Prime Minister Jacinda Ardern is set to announce a new reopening strategy for New Zealand, with preferential treatment for Australia.
The country has held firm to tight border policies through the COVID-19 pandemic, maintaining a largely shut border for two years.
However, the arrival of the infectious Omicron variant has put paid to the need for a wall to keep the virus out.
For the past fortnight, Kiwis in Australia and further abroad have been able to come home without quarantine or self-isolation on arrival.
That will soon extend to foreigners, with at least two NZ media outlets reporting they will be allowed to visit from next month.
Newsroom reports the border will be flung open to Australians in time for next month’s school holidays, with other countries to follow.
All travelers to New Zealand are expected to be fully vaccinated.
The news is sweet music to the ears of the tourism industry, which has been decimated by border closures.
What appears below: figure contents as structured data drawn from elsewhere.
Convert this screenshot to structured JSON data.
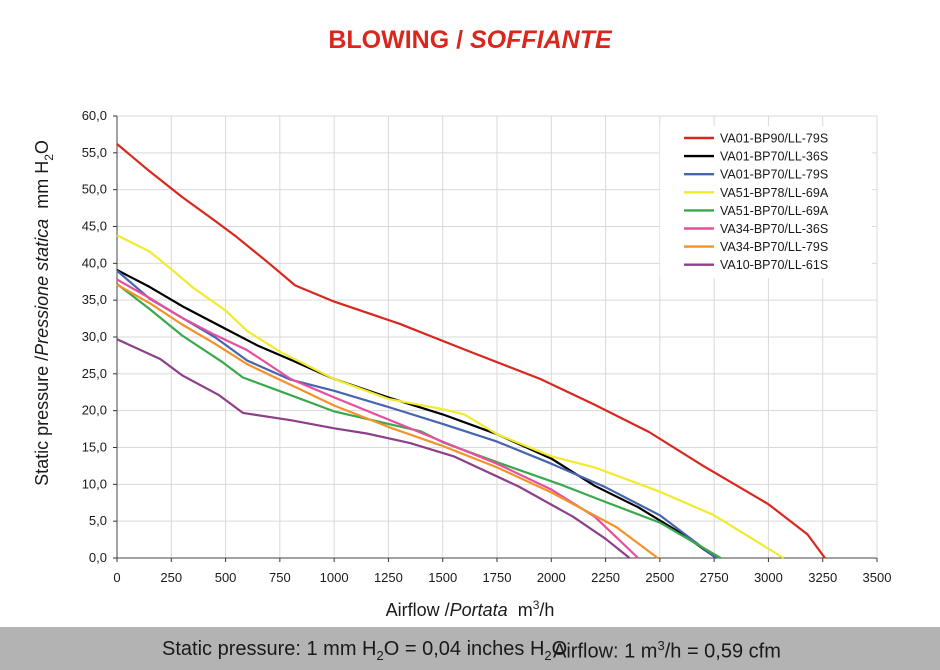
{
  "title": {
    "main": "BLOWING /",
    "italic": "SOFFIANTE"
  },
  "footer": {
    "pressure_pre": "Static pressure: 1 mm H",
    "pressure_sub1": "2",
    "pressure_mid": "O = 0,04 inches H",
    "pressure_sub2": "2",
    "pressure_post": "O",
    "airflow_pre": "Airflow: 1 m",
    "airflow_sup": "3",
    "airflow_post": "/h = 0,59 cfm"
  },
  "colors": {
    "title": "#d9271e",
    "footer_bg": "#b3b3b3",
    "grid": "#d9d9d9"
  },
  "chart_data": {
    "type": "line",
    "title": "BLOWING / SOFFIANTE",
    "xlabel": {
      "main": "Airflow /",
      "italic": "Portata",
      "unit_pre": "m",
      "unit_sup": "3",
      "unit_post": "/h"
    },
    "ylabel": {
      "main": "Static pressure /",
      "italic": "Pressione statica",
      "unit_pre": "mm H",
      "unit_sub": "2",
      "unit_post": "O"
    },
    "xlim": [
      0,
      3500
    ],
    "ylim": [
      0,
      60
    ],
    "xticks": [
      "0",
      "250",
      "500",
      "750",
      "1000",
      "1250",
      "1500",
      "1750",
      "2000",
      "2250",
      "2500",
      "2750",
      "3000",
      "3250",
      "3500"
    ],
    "yticks": [
      "0,0",
      "5,0",
      "10,0",
      "15,0",
      "20,0",
      "25,0",
      "30,0",
      "35,0",
      "40,0",
      "45,0",
      "50,0",
      "55,0",
      "60,0"
    ],
    "legend_position": "top-right",
    "series": [
      {
        "name": "VA01-BP90/LL-79S",
        "color": "#d9271e",
        "points": [
          [
            0,
            56.2
          ],
          [
            150,
            52.5
          ],
          [
            300,
            49
          ],
          [
            450,
            45.8
          ],
          [
            550,
            43.6
          ],
          [
            700,
            40
          ],
          [
            820,
            37
          ],
          [
            1000,
            34.8
          ],
          [
            1300,
            31.8
          ],
          [
            1600,
            28.3
          ],
          [
            1950,
            24.3
          ],
          [
            2200,
            20.8
          ],
          [
            2450,
            17.1
          ],
          [
            2700,
            12.5
          ],
          [
            3000,
            7.3
          ],
          [
            3180,
            3.2
          ],
          [
            3260,
            0
          ]
        ]
      },
      {
        "name": "VA01-BP70/LL-36S",
        "color": "#000000",
        "points": [
          [
            0,
            39.1
          ],
          [
            150,
            36.8
          ],
          [
            300,
            34.2
          ],
          [
            500,
            31.1
          ],
          [
            650,
            28.8
          ],
          [
            800,
            26.9
          ],
          [
            1000,
            24.3
          ],
          [
            1250,
            21.8
          ],
          [
            1500,
            19.5
          ],
          [
            1750,
            16.8
          ],
          [
            2000,
            13.5
          ],
          [
            2200,
            9.8
          ],
          [
            2400,
            6.9
          ],
          [
            2600,
            3.3
          ],
          [
            2760,
            0
          ]
        ]
      },
      {
        "name": "VA01-BP70/LL-79S",
        "color": "#4665b0",
        "points": [
          [
            0,
            39
          ],
          [
            150,
            35.2
          ],
          [
            300,
            32.6
          ],
          [
            450,
            30
          ],
          [
            600,
            26.8
          ],
          [
            800,
            24.2
          ],
          [
            1000,
            22.7
          ],
          [
            1250,
            20.5
          ],
          [
            1500,
            18.2
          ],
          [
            1750,
            15.8
          ],
          [
            2000,
            12.8
          ],
          [
            2250,
            9.6
          ],
          [
            2500,
            5.8
          ],
          [
            2760,
            0
          ]
        ]
      },
      {
        "name": "VA51-BP78/LL-69A",
        "color": "#f2ea2c",
        "points": [
          [
            0,
            43.8
          ],
          [
            150,
            41.6
          ],
          [
            250,
            39.2
          ],
          [
            350,
            36.7
          ],
          [
            500,
            33.6
          ],
          [
            600,
            30.8
          ],
          [
            750,
            28
          ],
          [
            1000,
            24.3
          ],
          [
            1250,
            21.6
          ],
          [
            1500,
            20.2
          ],
          [
            1600,
            19.5
          ],
          [
            1750,
            16.8
          ],
          [
            2000,
            13.8
          ],
          [
            2200,
            12.3
          ],
          [
            2500,
            9
          ],
          [
            2750,
            5.8
          ],
          [
            3070,
            0
          ]
        ]
      },
      {
        "name": "VA51-BP70/LL-69A",
        "color": "#3aa94b",
        "points": [
          [
            0,
            37.2
          ],
          [
            150,
            33.8
          ],
          [
            300,
            30.2
          ],
          [
            480,
            26.7
          ],
          [
            580,
            24.5
          ],
          [
            800,
            22.1
          ],
          [
            1000,
            19.9
          ],
          [
            1250,
            18.2
          ],
          [
            1400,
            17.2
          ],
          [
            1500,
            15.7
          ],
          [
            1750,
            13
          ],
          [
            2050,
            9.9
          ],
          [
            2250,
            7.6
          ],
          [
            2500,
            4.8
          ],
          [
            2780,
            0
          ]
        ]
      },
      {
        "name": "VA34-BP70/LL-36S",
        "color": "#e84ea0",
        "points": [
          [
            0,
            37.8
          ],
          [
            150,
            35.3
          ],
          [
            300,
            32.6
          ],
          [
            450,
            30.3
          ],
          [
            600,
            28.2
          ],
          [
            800,
            24.3
          ],
          [
            1000,
            21.8
          ],
          [
            1250,
            18.8
          ],
          [
            1500,
            15.8
          ],
          [
            1750,
            12.8
          ],
          [
            2000,
            9.3
          ],
          [
            2200,
            5.6
          ],
          [
            2400,
            0
          ]
        ]
      },
      {
        "name": "VA34-BP70/LL-79S",
        "color": "#f39226",
        "points": [
          [
            0,
            37.1
          ],
          [
            150,
            34.6
          ],
          [
            300,
            31.7
          ],
          [
            450,
            29.1
          ],
          [
            600,
            26.3
          ],
          [
            800,
            23.5
          ],
          [
            1000,
            20.7
          ],
          [
            1250,
            17.8
          ],
          [
            1500,
            15.2
          ],
          [
            1750,
            12.3
          ],
          [
            2000,
            8.9
          ],
          [
            2300,
            4.2
          ],
          [
            2490,
            0
          ]
        ]
      },
      {
        "name": "VA10-BP70/LL-61S",
        "color": "#8e3f8a",
        "points": [
          [
            0,
            29.7
          ],
          [
            200,
            27
          ],
          [
            300,
            24.8
          ],
          [
            470,
            22.1
          ],
          [
            580,
            19.7
          ],
          [
            800,
            18.7
          ],
          [
            1000,
            17.6
          ],
          [
            1150,
            16.9
          ],
          [
            1350,
            15.6
          ],
          [
            1550,
            13.8
          ],
          [
            1850,
            9.7
          ],
          [
            2100,
            5.6
          ],
          [
            2250,
            2.6
          ],
          [
            2360,
            0
          ]
        ]
      }
    ]
  }
}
Trans-Tasman businessman Quentin Nolan is one of the many eager to see a reopening schedule stick.
Mr Nolan is the man behind Snow Machine, a Queenstown-based music festival luring big name Australian acts such as the Avalanches and the Presets to New Zealand for a winter party on snow.
The inaugural festival was first postponed last year when the trans-Tasman bubble was suspended, and then canceled when the it became clear the bubble wasn’t returning in 2021.
“It’s something we’ve been planning for a number of years … and we had to refund everyone which is pretty brutal. We did take a serious hit,” Mr Nolan said.
He is determined to plug on in 2022, bringing a popular northern hemisphere concept to New Zealand’s hard-hit ski town.
“It’s pretty brutal. There’s more vacant shops in Queenstown I’ve ever seen. So many businesses have gone broke in the last six months,” he said.
“People are starting to get a little bit of confidence back for this coming winter.
“An April opening would be great for confidence. To see people traveling back without an issue, that’s gonna make people feel somewhat comfortable about returning.”
Industry veterans believe it will take time for travelers to have faith that when the borders are opened, they will stay open.
Tourism Industry Aotearoa spokeswoman Ann-Marie Johnson said many left standing after the pandemic were battle-scarred after two years of intermittent and largely domestic trading.
“We are marking the second anniversary of the closure of New Zealand’s borders this week,” Ms Johnson said.
“That is 730 days of pain for small and large tourism businesses throughout the motu (country)
“It would be wonderful if New Zealand could reopen to Australian visitors in time for their April school holiday period which includes Easter. If forecasts are correct, New Zealand’s Omicron outbreak will have passed its peak by then.”